HSBC called the release – due from the Office for National Statistics at 7 a.m. on Friday – as the week’s “main event,” saying the data “could provide a psychological boost.” But with the numbers so close to call, and changes to the readout possible when it is updated later,  the bank also pointed to “the potential for revisions and/or weak demand in [the first half of] 2023,” which “means it is far from assured that the UK avoids technical recession.”

Francesco Pesole, a strategist at Dutch Bank ING agreed, predicting recession will be “narrowly avoided”, this week, but a contraction between the first and second quarters of 2023 is “more than possible,” although it “could be milder than previously expected thanks to lower energy prices.”

The hotly anticipated numbers are out from the Office for National Statistics at 7 a.m. on Friday.  They will be also be scrutinised in Downing Street and at the Bank of England, as well as by householders across London keen for insight into where interest rates might peak.
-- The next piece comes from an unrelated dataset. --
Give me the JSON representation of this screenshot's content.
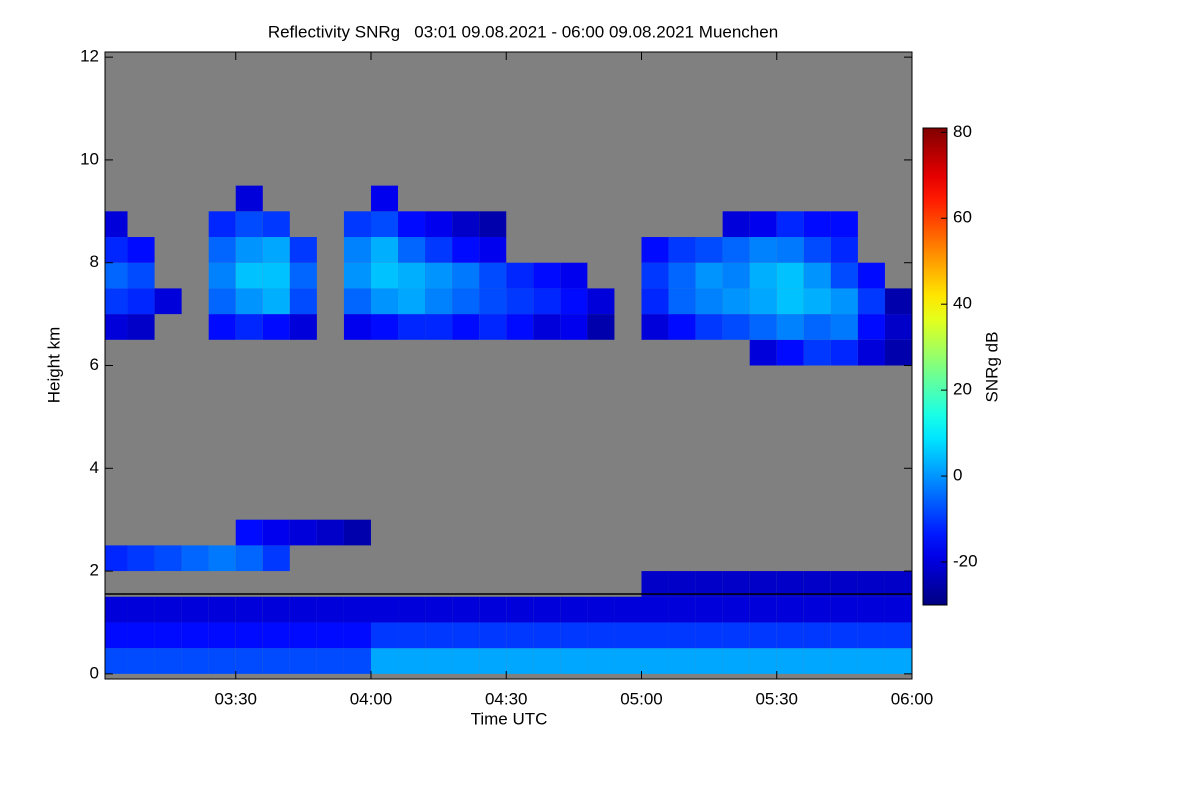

BoE policymakers are on alert for the impact of their programme of interest rate rises on the underlying economy, as their priority remains getting inflation down from double digits toward its 2% official target.  The Monetary Policy Committee lifted some of the gloom around its official outlook for the economy last week, when it lifted interest rates to 4% with a 0.50% hike. But it still forecasts a recession, albeit shorter and shallower than previously feared.

Prime Minister Rishi Sunak and Chancellor Jeremy Hunt have said halving inflation is a top priority, although City experts point out that falling energy costs will do much of the work unaided by politicians.